Publication at Faculty of Arts |
2022

Abstract

Although Theodor W. Adorno condemned operetta to be a bourgeois genre with no potential of social subversion, in the Soviet Union, the operetta culture flourished during the state's entire existence.

Soviet operetta composers and librettists soon understood the need to implement principles of Soviet socialist culture to the cosmopolitan genre. This paper discusses the way Socialist Realism had been introduced to Soviet operetta.

Focusing on Boris Alexandrov's Wedding in Malinovka (1937) and Isaak Dunayevsky's operettas Free Wind (1947) and White Acacia (1955), the paper analyses Socialist Realist features of the most significant pieces of the genre. The paper argues that the three pieces mark shifts of thinking about the nature of the socialist operetta - while the former was praised for its score influenced by mass song style, it was also criticised for the so-called "Viennese features" of the plot; the Free Wind marked the first big success in implementing Socialist Realist literary scheme to an operetta libretto while also being criticised for alleged "dirtiness" of the musical numbers; the third case shows how the so-called theory of conflictlessness had been overcome in post-Stalinist operettas despite mixed reactions of the reigning discourse.
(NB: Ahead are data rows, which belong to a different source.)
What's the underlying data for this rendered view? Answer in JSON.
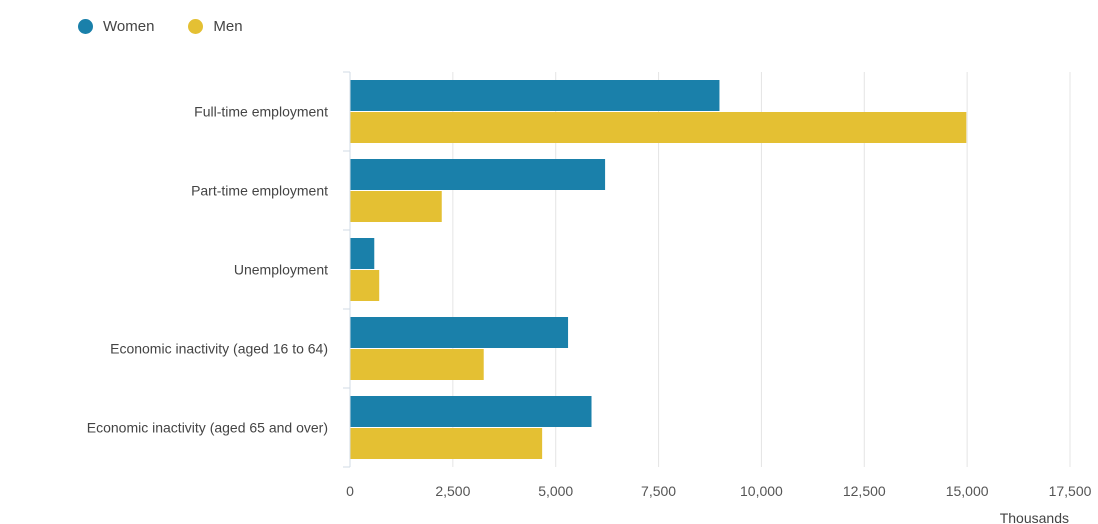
{
  "legend": [
    {
      "name": "Women",
      "color": "#1a80aa"
    },
    {
      "name": "Men",
      "color": "#e4c033"
    }
  ],
  "chart_data": {
    "type": "bar",
    "orientation": "horizontal",
    "categories": [
      "Full-time employment",
      "Part-time employment",
      "Unemployment",
      "Economic inactivity (aged 16 to 64)",
      "Economic inactivity (aged 65 and over)"
    ],
    "series": [
      {
        "name": "Women",
        "color": "#1a80aa",
        "values": [
          8980,
          6200,
          590,
          5300,
          5870
        ]
      },
      {
        "name": "Men",
        "color": "#e4c033",
        "values": [
          14980,
          2230,
          710,
          3250,
          4670
        ]
      }
    ],
    "xlim": [
      0,
      17500
    ],
    "xticks": [
      0,
      2500,
      5000,
      7500,
      10000,
      12500,
      15000,
      17500
    ],
    "xtick_labels": [
      "0",
      "2,500",
      "5,000",
      "7,500",
      "10,000",
      "12,500",
      "15,000",
      "17,500"
    ],
    "xlabel": "Thousands",
    "grid": true,
    "legend_position": "top-left"
  }
}
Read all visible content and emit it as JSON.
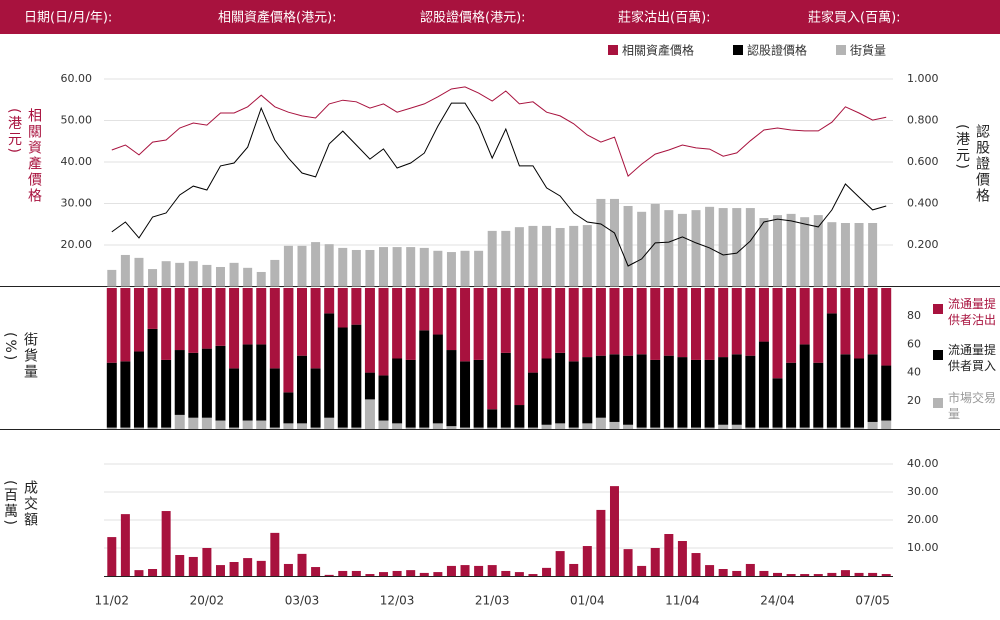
{
  "header": {
    "fields": [
      "日期(日/月/年):",
      "相關資產價格(港元):",
      "認股證價格(港元):",
      "莊家沽出(百萬):",
      "莊家買入(百萬):"
    ]
  },
  "chart_data": [
    {
      "type": "combo",
      "ylabel": "相關資產價格(港元)",
      "y2label": "認股證價格(港元)",
      "ylim": [
        10,
        60
      ],
      "yticks": [
        {
          "value": 20,
          "label": "20.00"
        },
        {
          "value": 30,
          "label": "30.00"
        },
        {
          "value": 40,
          "label": "40.00"
        },
        {
          "value": 50,
          "label": "50.00"
        },
        {
          "value": 60,
          "label": "60.00"
        }
      ],
      "y2lim": [
        0,
        1
      ],
      "y2ticks": [
        {
          "value": 0.2,
          "label": "0.200"
        },
        {
          "value": 0.4,
          "label": "0.400"
        },
        {
          "value": 0.6,
          "label": "0.600"
        },
        {
          "value": 0.8,
          "label": "0.800"
        },
        {
          "value": 1,
          "label": "1.000"
        }
      ],
      "grid": true,
      "series": [
        {
          "name": "相關資產價格",
          "type": "line",
          "axis": "y",
          "color": "#a8123e",
          "values": [
            42.9,
            44.1,
            41.7,
            44.8,
            45.3,
            48.2,
            49.4,
            48.9,
            51.8,
            51.8,
            53.3,
            56.1,
            53.3,
            52.0,
            51.1,
            50.6,
            54.0,
            54.9,
            54.5,
            53.0,
            54.0,
            52.0,
            53.0,
            54.0,
            55.7,
            57.6,
            58.1,
            56.6,
            54.7,
            57.1,
            54.0,
            54.5,
            52.0,
            51.1,
            49.2,
            46.5,
            44.8,
            46.0,
            36.6,
            39.5,
            41.9,
            42.9,
            44.1,
            43.4,
            43.1,
            41.4,
            42.2,
            45.1,
            47.7,
            48.2,
            47.7,
            47.5,
            47.5,
            49.6,
            53.3,
            51.8,
            50.1,
            50.8
          ]
        },
        {
          "name": "認股證價格",
          "type": "line",
          "axis": "y2",
          "color": "#000000",
          "values": [
            0.263,
            0.311,
            0.234,
            0.335,
            0.354,
            0.441,
            0.484,
            0.465,
            0.581,
            0.595,
            0.672,
            0.86,
            0.706,
            0.619,
            0.547,
            0.528,
            0.687,
            0.749,
            0.682,
            0.614,
            0.663,
            0.571,
            0.595,
            0.643,
            0.773,
            0.884,
            0.884,
            0.778,
            0.619,
            0.759,
            0.581,
            0.581,
            0.475,
            0.436,
            0.354,
            0.311,
            0.301,
            0.258,
            0.099,
            0.133,
            0.21,
            0.214,
            0.239,
            0.21,
            0.186,
            0.152,
            0.161,
            0.219,
            0.311,
            0.325,
            0.316,
            0.301,
            0.287,
            0.369,
            0.494,
            0.431,
            0.369,
            0.388
          ]
        },
        {
          "name": "街貨量",
          "type": "bar",
          "axis": "y",
          "color": "#b4b4b4",
          "values": [
            14.0,
            17.6,
            16.9,
            14.2,
            16.1,
            15.7,
            16.1,
            15.2,
            14.7,
            15.7,
            14.5,
            13.5,
            16.4,
            19.8,
            19.8,
            20.7,
            20.2,
            19.3,
            18.8,
            18.8,
            19.5,
            19.5,
            19.5,
            19.3,
            18.6,
            18.3,
            18.6,
            18.6,
            23.4,
            23.4,
            24.3,
            24.6,
            24.6,
            24.1,
            24.6,
            24.8,
            31.1,
            31.1,
            29.4,
            28.0,
            29.9,
            28.4,
            27.5,
            28.4,
            29.2,
            28.9,
            28.9,
            28.9,
            26.5,
            27.2,
            27.5,
            26.7,
            27.2,
            25.5,
            25.3,
            25.3,
            25.3,
            null
          ]
        }
      ]
    },
    {
      "type": "stacked-bar",
      "ylabel": "街貨量(%)",
      "ylim": [
        0,
        100
      ],
      "yticks": [
        20,
        40,
        60,
        80
      ],
      "series": [
        {
          "name": "流通量提供者沽出",
          "color": "#a8123e",
          "values": [
            53,
            52,
            45,
            29,
            51,
            44,
            46,
            43,
            41,
            57,
            40,
            40,
            57,
            74,
            48,
            57,
            18,
            28,
            26,
            60,
            62,
            50,
            51,
            30,
            33,
            44,
            52,
            51,
            86,
            46,
            83,
            60,
            50,
            46,
            52,
            49,
            48,
            47,
            48,
            47,
            51,
            48,
            49,
            51,
            51,
            49,
            47,
            48,
            38,
            64,
            53,
            40,
            53,
            18,
            47,
            50,
            47,
            55
          ]
        },
        {
          "name": "流通量提供者買入",
          "color": "#000000",
          "values": [
            46,
            47,
            54,
            70,
            48,
            46,
            46,
            49,
            53,
            42,
            54,
            54,
            42,
            22,
            48,
            42,
            74,
            71,
            73,
            19,
            32,
            46,
            48,
            69,
            63,
            54,
            47,
            48,
            13,
            53,
            16,
            39,
            47,
            50,
            47,
            47,
            44,
            48,
            49,
            52,
            48,
            51,
            50,
            48,
            48,
            48,
            50,
            51,
            61,
            35,
            46,
            59,
            46,
            81,
            52,
            49,
            48,
            39
          ]
        },
        {
          "name": "市場交易量",
          "color": "#b4b4b4",
          "values": [
            1,
            1,
            1,
            1,
            1,
            10,
            8,
            8,
            6,
            1,
            6,
            6,
            1,
            4,
            4,
            1,
            8,
            1,
            1,
            21,
            6,
            4,
            1,
            1,
            4,
            2,
            1,
            1,
            1,
            1,
            1,
            1,
            3,
            4,
            1,
            4,
            8,
            5,
            3,
            1,
            1,
            1,
            1,
            1,
            1,
            3,
            3,
            1,
            1,
            1,
            1,
            1,
            1,
            1,
            1,
            1,
            5,
            6
          ]
        }
      ]
    },
    {
      "type": "bar",
      "ylabel": "成交額(百萬)",
      "color": "#a8123e",
      "grid": true,
      "ylim": [
        0,
        40
      ],
      "yticks": [
        {
          "value": 10,
          "label": "10.00"
        },
        {
          "value": 20,
          "label": "20.00"
        },
        {
          "value": 30,
          "label": "30.00"
        },
        {
          "value": 40,
          "label": "40.00"
        }
      ],
      "categories": [
        "11/02",
        null,
        null,
        null,
        null,
        null,
        null,
        "20/02",
        null,
        null,
        null,
        null,
        null,
        null,
        "03/03",
        null,
        null,
        null,
        null,
        null,
        null,
        "12/03",
        null,
        null,
        null,
        null,
        null,
        null,
        "21/03",
        null,
        null,
        null,
        null,
        null,
        null,
        "01/04",
        null,
        null,
        null,
        null,
        null,
        null,
        "11/04",
        null,
        null,
        null,
        null,
        null,
        null,
        "24/04",
        null,
        null,
        null,
        null,
        null,
        null,
        "07/05",
        null
      ],
      "values": [
        13.9,
        22.1,
        2.1,
        2.5,
        23.2,
        7.5,
        6.8,
        10,
        3.9,
        5,
        6.4,
        5.4,
        15.4,
        4.3,
        7.9,
        3.2,
        0.4,
        1.8,
        1.8,
        0.7,
        1.4,
        1.8,
        2.1,
        1.1,
        1.4,
        3.6,
        3.9,
        3.6,
        3.9,
        1.8,
        1.4,
        0.7,
        2.9,
        8.9,
        4.3,
        10.7,
        23.6,
        32.1,
        9.6,
        3.6,
        10,
        15,
        12.5,
        8.2,
        3.9,
        2.5,
        1.8,
        4.3,
        1.8,
        1.1,
        0.7,
        0.7,
        0.7,
        1.1,
        2.1,
        1.1,
        1.1,
        0.7
      ]
    }
  ]
}
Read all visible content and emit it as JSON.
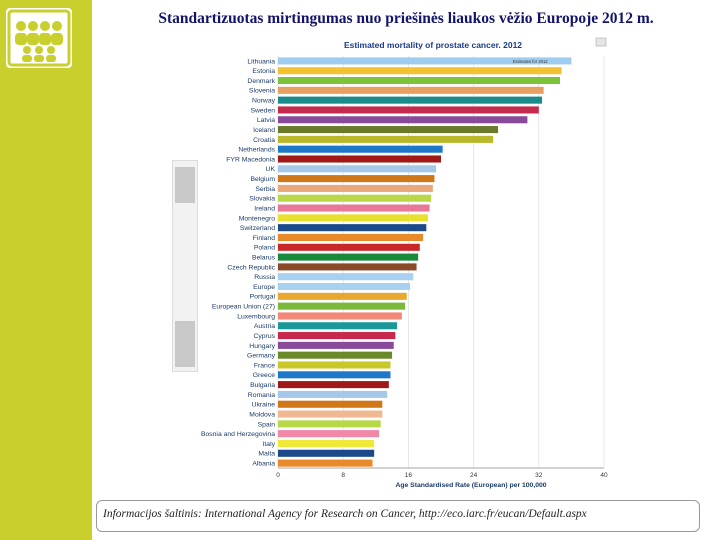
{
  "slide": {
    "title": "Standartizuotas mirtingumas nuo priešinės liaukos vėžio Europoje 2012 m.",
    "source": "Informacijos šaltinis: International Agency for Research on Cancer, http://eco.iarc.fr/eucan/Default.aspx"
  },
  "colors": {
    "band": "#c9cf2c",
    "title": "#13136b"
  },
  "logo": {
    "icon": "people-group-icon"
  },
  "chart_data": {
    "type": "bar",
    "orientation": "horizontal",
    "title": "Estimated mortality of prostate cancer. 2012",
    "xlabel": "Age Standardised Rate (European) per 100,000",
    "xticks": [
      "0",
      "8",
      "16",
      "24",
      "32",
      "40"
    ],
    "xlim": [
      0,
      40
    ],
    "grid": true,
    "legend_note": "Estimates for 2012",
    "categories": [
      "Lithuania",
      "Estonia",
      "Denmark",
      "Slovenia",
      "Norway",
      "Sweden",
      "Latvia",
      "Iceland",
      "Croatia",
      "Netherlands",
      "FYR Macedonia",
      "UK",
      "Belgium",
      "Serbia",
      "Slovakia",
      "Ireland",
      "Montenegro",
      "Switzerland",
      "Finland",
      "Poland",
      "Belarus",
      "Czech Republic",
      "Russia",
      "Europe",
      "Portugal",
      "European Union (27)",
      "Luxembourg",
      "Austria",
      "Cyprus",
      "Hungary",
      "Germany",
      "France",
      "Greece",
      "Bulgaria",
      "Romania",
      "Ukraine",
      "Moldova",
      "Spain",
      "Bosnia and Herzegovina",
      "Italy",
      "Malta",
      "Albania"
    ],
    "values": [
      36.0,
      34.8,
      34.6,
      32.6,
      32.4,
      32.0,
      30.6,
      27.0,
      26.4,
      20.2,
      20.0,
      19.4,
      19.2,
      19.0,
      18.8,
      18.6,
      18.4,
      18.2,
      17.8,
      17.4,
      17.2,
      17.0,
      16.6,
      16.2,
      15.8,
      15.6,
      15.2,
      14.6,
      14.4,
      14.2,
      14.0,
      13.8,
      13.8,
      13.6,
      13.4,
      12.8,
      12.8,
      12.6,
      12.4,
      11.8,
      11.8,
      11.6
    ],
    "bar_colors": [
      "#9fcdf0",
      "#f2c230",
      "#7cc23a",
      "#e8a060",
      "#1a8c8c",
      "#c32a4c",
      "#8a4a9a",
      "#6a7a2a",
      "#b8b82a",
      "#1e78c8",
      "#a01818",
      "#a6c8e8",
      "#d07818",
      "#e8a87a",
      "#b8d848",
      "#e87898",
      "#e8e030",
      "#1a4a8a",
      "#e88a2a",
      "#c82828",
      "#1a8a3a",
      "#8a4a28",
      "#a8d0f0",
      "#a8d0f0",
      "#e8a830",
      "#7cb83a",
      "#f28878",
      "#1a9898",
      "#c8284c",
      "#8a4a9a",
      "#6a8a2a",
      "#c8c828",
      "#1e78c8",
      "#a01818",
      "#a6c8e8",
      "#d07818",
      "#f0b890",
      "#b8d848",
      "#f088a8",
      "#f0e838",
      "#1a4a8a",
      "#e88a2a"
    ]
  }
}
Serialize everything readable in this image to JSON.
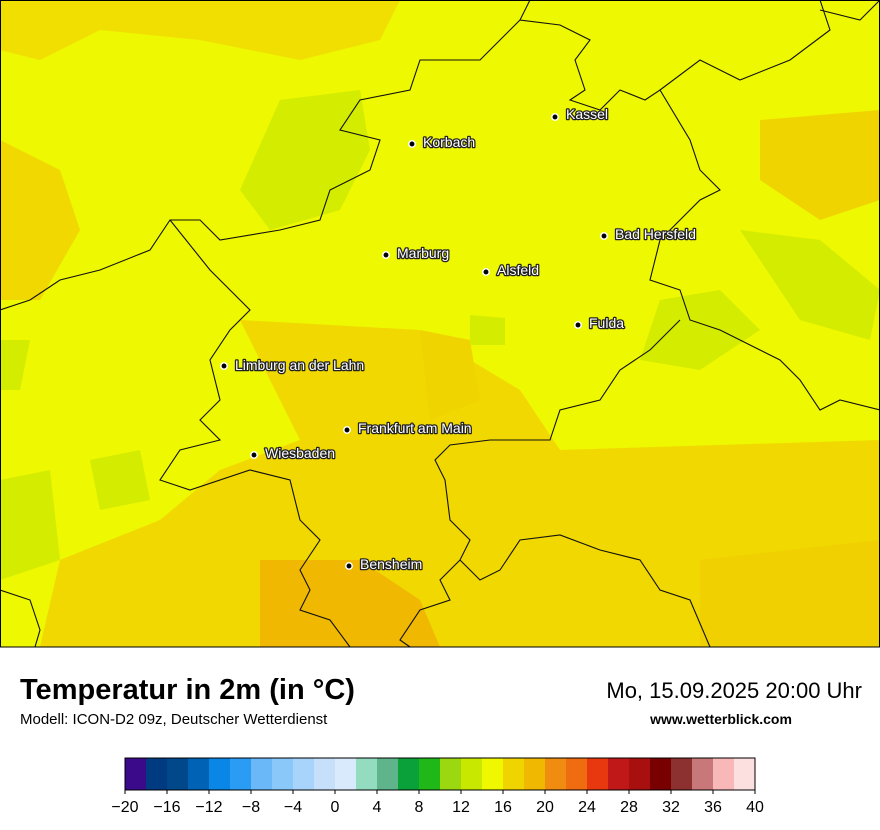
{
  "header": {
    "title": "Temperatur in 2m (in °C)",
    "subtitle": "Modell: ICON-D2 09z, Deutscher Wetterdienst",
    "datetime": "Mo, 15.09.2025 20:00 Uhr",
    "website": "www.wetterblick.com"
  },
  "cities": [
    "Kassel",
    "Korbach",
    "Marburg",
    "Alsfeld",
    "Bad Hersfeld",
    "Fulda",
    "Limburg an der Lahn",
    "Frankfurt am Main",
    "Wiesbaden",
    "Bensheim"
  ],
  "colorbar": {
    "bins": [
      -20,
      -18,
      -16,
      -14,
      -12,
      -10,
      -8,
      -6,
      -4,
      -2,
      0,
      2,
      4,
      6,
      8,
      10,
      12,
      14,
      16,
      18,
      20,
      22,
      24,
      26,
      28,
      30,
      32,
      34,
      36,
      38,
      40
    ],
    "colors": [
      "#3a0a8a",
      "#003a80",
      "#00488a",
      "#0062b4",
      "#0a86e6",
      "#2a9cf4",
      "#6ab8f8",
      "#8ac8fa",
      "#a8d4fc",
      "#c6e0fc",
      "#d8eafc",
      "#94dcc0",
      "#60b48c",
      "#0aa03a",
      "#20b818",
      "#9cd810",
      "#c8e800",
      "#f0f800",
      "#f0d400",
      "#f0b800",
      "#f08c10",
      "#f06c10",
      "#e83810",
      "#c01818",
      "#a81010",
      "#780000",
      "#8c3030",
      "#c87878",
      "#f8b8b8",
      "#fce0e0"
    ],
    "ticks": [
      {
        "value": -20,
        "label": "−20"
      },
      {
        "value": -16,
        "label": "−16"
      },
      {
        "value": -12,
        "label": "−12"
      },
      {
        "value": -8,
        "label": "−8"
      },
      {
        "value": -4,
        "label": "−4"
      },
      0,
      4,
      8,
      12,
      16,
      20,
      24,
      28,
      32,
      36,
      40
    ]
  }
}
The paper examines the way Socialist Realism was reflected in different layers of the synthetic genre of operetta, what were the main points in the debate surrounding it, and what were the links between operetta and Socialist Realist literature discourse. Not by coincidence, the premieres of the analysed operettas overlap with the milestones of the Soviet cultural paradigm: 1936's discussions around Shostakovich's opera Lady Macbeth of Mtsensk, the Zhdanov doctrine and anticosmopolitanism campaign of 1946, and the cultural loosening of the post-Stalinist era.